I. Legal Standard for Motion for Summary Judgment Rule 56 of the Federal Rules of Civil Procedure provides that summary judgment should be granted if the moving party establishes “that there is no genuine dispute as to any material fact and the movant is entitled to judgment as a matter of law.” Fed. R. Civ. P. 56(a). The Court should grant summary judgment if, after considering the evidence in the light most favorable to the nonmoving party, the Court finds that no rational jury could

find in favor of that party. Scott v. Harris, 550 U.S. 372, 380 (2007) (citing Matsushita Elec.
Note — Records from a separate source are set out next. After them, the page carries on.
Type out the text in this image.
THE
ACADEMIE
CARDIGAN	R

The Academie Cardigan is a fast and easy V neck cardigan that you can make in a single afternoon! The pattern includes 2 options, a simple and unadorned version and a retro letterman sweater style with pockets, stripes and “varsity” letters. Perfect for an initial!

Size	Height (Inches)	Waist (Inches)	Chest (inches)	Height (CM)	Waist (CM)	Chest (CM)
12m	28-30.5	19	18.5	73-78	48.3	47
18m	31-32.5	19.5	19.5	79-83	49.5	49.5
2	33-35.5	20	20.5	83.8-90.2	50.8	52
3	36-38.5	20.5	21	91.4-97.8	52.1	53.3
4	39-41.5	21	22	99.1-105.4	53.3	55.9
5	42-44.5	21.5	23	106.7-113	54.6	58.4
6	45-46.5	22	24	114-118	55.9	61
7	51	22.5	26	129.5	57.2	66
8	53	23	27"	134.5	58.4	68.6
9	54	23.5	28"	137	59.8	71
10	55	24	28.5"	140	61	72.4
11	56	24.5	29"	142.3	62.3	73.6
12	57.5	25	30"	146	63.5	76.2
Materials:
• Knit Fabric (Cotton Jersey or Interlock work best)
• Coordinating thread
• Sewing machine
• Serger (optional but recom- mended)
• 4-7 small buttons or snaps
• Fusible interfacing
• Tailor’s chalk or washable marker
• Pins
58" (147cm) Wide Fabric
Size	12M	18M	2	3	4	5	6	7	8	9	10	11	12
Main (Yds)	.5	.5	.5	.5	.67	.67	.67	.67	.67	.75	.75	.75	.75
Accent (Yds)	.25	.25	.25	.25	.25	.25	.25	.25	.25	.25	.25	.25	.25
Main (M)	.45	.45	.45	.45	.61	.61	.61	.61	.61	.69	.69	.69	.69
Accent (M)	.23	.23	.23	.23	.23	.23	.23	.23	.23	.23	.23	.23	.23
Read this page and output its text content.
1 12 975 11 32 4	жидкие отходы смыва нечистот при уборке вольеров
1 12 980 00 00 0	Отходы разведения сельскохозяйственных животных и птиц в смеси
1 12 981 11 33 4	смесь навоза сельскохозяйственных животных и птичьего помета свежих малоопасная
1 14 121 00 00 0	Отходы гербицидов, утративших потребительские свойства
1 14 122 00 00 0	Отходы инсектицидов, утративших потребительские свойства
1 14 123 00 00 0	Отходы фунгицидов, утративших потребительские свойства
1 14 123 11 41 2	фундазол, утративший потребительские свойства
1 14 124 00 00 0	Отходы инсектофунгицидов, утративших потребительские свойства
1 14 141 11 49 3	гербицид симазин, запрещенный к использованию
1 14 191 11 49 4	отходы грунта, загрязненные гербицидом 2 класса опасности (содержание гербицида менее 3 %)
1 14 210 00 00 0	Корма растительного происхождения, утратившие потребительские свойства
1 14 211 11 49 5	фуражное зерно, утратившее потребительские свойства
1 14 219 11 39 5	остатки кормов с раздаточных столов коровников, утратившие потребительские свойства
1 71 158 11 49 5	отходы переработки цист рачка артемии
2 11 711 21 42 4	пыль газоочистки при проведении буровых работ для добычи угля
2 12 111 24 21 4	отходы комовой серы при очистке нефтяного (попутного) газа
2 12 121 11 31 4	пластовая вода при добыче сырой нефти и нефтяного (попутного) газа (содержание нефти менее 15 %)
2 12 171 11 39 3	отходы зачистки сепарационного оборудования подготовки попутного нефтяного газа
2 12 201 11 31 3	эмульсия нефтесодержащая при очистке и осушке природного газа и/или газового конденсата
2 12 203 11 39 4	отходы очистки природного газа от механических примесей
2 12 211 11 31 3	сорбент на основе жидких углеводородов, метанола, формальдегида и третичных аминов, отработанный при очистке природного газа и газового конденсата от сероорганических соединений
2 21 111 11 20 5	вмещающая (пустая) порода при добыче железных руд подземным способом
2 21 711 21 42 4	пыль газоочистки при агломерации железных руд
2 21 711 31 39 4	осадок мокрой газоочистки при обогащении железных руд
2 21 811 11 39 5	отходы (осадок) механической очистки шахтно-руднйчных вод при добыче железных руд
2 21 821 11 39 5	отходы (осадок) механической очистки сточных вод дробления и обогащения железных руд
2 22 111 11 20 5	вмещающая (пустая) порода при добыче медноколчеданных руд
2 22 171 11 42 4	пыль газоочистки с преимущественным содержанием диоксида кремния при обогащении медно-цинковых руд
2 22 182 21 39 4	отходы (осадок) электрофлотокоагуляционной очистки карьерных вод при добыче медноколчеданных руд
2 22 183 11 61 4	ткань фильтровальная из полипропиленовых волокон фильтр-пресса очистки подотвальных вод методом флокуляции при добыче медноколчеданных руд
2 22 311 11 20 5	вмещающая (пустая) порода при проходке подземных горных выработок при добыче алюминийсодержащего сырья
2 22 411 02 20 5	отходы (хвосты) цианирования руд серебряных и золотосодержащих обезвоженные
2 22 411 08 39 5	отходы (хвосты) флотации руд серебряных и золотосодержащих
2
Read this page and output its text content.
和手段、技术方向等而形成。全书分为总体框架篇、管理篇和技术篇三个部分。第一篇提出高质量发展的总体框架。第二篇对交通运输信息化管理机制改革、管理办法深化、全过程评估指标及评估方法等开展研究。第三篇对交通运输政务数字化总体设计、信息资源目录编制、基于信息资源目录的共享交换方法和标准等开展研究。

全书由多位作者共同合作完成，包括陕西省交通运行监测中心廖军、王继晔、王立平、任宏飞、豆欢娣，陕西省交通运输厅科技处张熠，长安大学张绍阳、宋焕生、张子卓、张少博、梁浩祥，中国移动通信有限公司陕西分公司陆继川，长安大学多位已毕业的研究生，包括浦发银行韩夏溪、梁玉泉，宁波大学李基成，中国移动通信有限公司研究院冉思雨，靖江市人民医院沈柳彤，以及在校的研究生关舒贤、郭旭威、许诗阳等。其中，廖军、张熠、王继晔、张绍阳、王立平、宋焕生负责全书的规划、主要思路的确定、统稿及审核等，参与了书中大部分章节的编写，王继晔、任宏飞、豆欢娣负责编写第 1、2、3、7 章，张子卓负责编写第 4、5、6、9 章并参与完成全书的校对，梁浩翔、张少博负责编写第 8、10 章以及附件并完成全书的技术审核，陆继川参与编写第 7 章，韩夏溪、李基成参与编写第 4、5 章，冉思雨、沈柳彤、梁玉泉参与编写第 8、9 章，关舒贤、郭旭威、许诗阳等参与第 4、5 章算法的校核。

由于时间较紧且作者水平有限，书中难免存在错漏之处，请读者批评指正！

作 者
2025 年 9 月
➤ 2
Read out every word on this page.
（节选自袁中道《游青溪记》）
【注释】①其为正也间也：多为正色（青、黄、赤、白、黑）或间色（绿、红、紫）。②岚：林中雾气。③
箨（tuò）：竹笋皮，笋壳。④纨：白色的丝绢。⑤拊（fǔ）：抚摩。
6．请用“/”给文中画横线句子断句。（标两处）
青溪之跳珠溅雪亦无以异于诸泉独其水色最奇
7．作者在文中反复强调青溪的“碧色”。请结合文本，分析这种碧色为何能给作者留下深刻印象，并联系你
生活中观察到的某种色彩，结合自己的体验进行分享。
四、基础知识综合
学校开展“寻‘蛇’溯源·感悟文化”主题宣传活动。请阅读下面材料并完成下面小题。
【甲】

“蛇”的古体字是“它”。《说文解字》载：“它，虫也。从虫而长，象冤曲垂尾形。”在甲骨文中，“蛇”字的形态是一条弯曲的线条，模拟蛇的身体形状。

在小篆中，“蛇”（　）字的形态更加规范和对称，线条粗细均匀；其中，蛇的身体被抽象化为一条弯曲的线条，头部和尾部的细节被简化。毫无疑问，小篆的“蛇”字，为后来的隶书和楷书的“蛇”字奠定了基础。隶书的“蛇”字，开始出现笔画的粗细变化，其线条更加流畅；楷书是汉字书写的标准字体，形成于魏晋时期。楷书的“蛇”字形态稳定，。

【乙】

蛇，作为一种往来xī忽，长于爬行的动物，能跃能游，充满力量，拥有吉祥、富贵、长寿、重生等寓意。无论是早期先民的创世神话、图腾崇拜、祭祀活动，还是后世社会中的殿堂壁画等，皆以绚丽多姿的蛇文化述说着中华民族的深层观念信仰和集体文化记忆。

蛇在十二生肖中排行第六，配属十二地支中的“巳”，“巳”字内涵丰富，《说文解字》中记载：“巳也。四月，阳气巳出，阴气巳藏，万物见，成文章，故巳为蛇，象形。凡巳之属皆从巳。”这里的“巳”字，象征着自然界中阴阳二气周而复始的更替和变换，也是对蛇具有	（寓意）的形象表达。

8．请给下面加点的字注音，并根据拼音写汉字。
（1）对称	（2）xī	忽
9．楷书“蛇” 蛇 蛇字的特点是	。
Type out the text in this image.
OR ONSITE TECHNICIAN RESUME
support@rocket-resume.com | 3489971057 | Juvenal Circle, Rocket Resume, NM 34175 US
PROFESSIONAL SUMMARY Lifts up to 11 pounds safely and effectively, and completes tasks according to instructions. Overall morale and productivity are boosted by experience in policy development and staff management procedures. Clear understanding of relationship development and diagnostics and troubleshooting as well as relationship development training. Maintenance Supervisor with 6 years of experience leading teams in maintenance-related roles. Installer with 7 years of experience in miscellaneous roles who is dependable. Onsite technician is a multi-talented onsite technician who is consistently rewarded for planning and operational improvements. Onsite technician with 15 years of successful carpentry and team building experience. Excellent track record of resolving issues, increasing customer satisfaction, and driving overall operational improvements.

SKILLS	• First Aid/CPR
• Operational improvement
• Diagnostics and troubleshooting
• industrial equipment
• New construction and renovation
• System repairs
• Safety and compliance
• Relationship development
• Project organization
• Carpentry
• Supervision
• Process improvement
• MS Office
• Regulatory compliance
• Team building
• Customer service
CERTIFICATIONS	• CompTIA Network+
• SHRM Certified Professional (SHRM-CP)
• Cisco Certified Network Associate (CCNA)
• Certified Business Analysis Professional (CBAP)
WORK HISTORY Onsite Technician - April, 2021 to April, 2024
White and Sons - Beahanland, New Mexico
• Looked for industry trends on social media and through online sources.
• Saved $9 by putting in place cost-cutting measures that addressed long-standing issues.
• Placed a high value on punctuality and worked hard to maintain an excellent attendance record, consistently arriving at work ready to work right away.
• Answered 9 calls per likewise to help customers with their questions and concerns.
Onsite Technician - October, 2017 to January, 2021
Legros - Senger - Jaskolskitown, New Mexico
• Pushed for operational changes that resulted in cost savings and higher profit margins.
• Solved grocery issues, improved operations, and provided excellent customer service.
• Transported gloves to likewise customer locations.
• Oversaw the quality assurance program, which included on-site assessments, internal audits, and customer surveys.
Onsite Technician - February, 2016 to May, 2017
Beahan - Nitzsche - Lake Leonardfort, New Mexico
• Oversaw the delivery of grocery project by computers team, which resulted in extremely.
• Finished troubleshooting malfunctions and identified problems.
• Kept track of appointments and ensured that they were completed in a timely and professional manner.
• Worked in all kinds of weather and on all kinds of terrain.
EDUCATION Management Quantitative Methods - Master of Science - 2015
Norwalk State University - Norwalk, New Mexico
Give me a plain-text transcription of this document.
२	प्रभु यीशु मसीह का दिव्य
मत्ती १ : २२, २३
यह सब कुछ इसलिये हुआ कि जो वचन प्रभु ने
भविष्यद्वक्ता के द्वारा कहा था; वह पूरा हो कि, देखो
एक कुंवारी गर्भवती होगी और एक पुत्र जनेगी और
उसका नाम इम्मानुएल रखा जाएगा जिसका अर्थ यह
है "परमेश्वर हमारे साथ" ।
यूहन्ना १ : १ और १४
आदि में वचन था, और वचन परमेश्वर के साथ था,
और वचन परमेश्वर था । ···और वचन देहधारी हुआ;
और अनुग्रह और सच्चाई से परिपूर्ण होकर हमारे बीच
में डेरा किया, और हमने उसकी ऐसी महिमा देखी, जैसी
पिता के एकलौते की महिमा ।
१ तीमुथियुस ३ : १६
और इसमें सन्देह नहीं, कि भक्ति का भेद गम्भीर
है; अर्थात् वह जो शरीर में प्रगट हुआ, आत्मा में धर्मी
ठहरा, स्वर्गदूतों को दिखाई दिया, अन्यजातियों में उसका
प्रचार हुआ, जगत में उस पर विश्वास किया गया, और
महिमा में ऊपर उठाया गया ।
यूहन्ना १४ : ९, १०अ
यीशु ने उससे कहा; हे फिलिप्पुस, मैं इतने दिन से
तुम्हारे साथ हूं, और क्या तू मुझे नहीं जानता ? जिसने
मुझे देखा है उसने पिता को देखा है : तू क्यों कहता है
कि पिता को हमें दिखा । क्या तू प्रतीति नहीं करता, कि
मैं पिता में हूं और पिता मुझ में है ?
Indus. Co. v. Zenith Radio Corp., 475 U.S. 574, 586-87 (1986)). “The moving party bears the burden of showing the absence of a genuine dispute as to any material fact. . . .” Crawford v. Franklin Credit Mgmt. Corp., 758 F.3d 473, 486 (2d Cir. 2014). “Where the non-moving party will bear the burden of proof at trial, the party moving for summary judgment may meet its burden by showing the evidentiary

materials of record, if reduced to admissible evidence, would be insufficient to carry the non-movant’s burden of proof at trial.” Johnson v. Xerox Corp., 838 F. Supp. 2d 99, 103 (W.D.N.Y. 2011) (citing Celotex Corp. v. Catrett, 477 U.S. 317, 322-23 (1986)). Once the moving party has met its burden, the opposing party “must do more than simply show that there is some metaphysical doubt as to the material facts, and may not rely on conclusory

allegations or unsubstantiated speculation.” Robinson v. Concentra Health Servs., Inc., 781 F.3d 42, 44 (2d Cir. 2015) (quoting Brown v. Eli Lilly & Co., 654 F.3d 347, 358 (2d Cir. 2011)). Specifically, the non-moving party “must come forward with specific evidence demonstrating the existence of a genuine dispute of material fact.” Brown, 654 F.3d at 358. Indeed, “the mere existence of some alleged factual dispute between the

parties will not defeat an otherwise properly supported motion for summary judgment; the requirement is that there be no genuine issue of material fact.” Anderson v.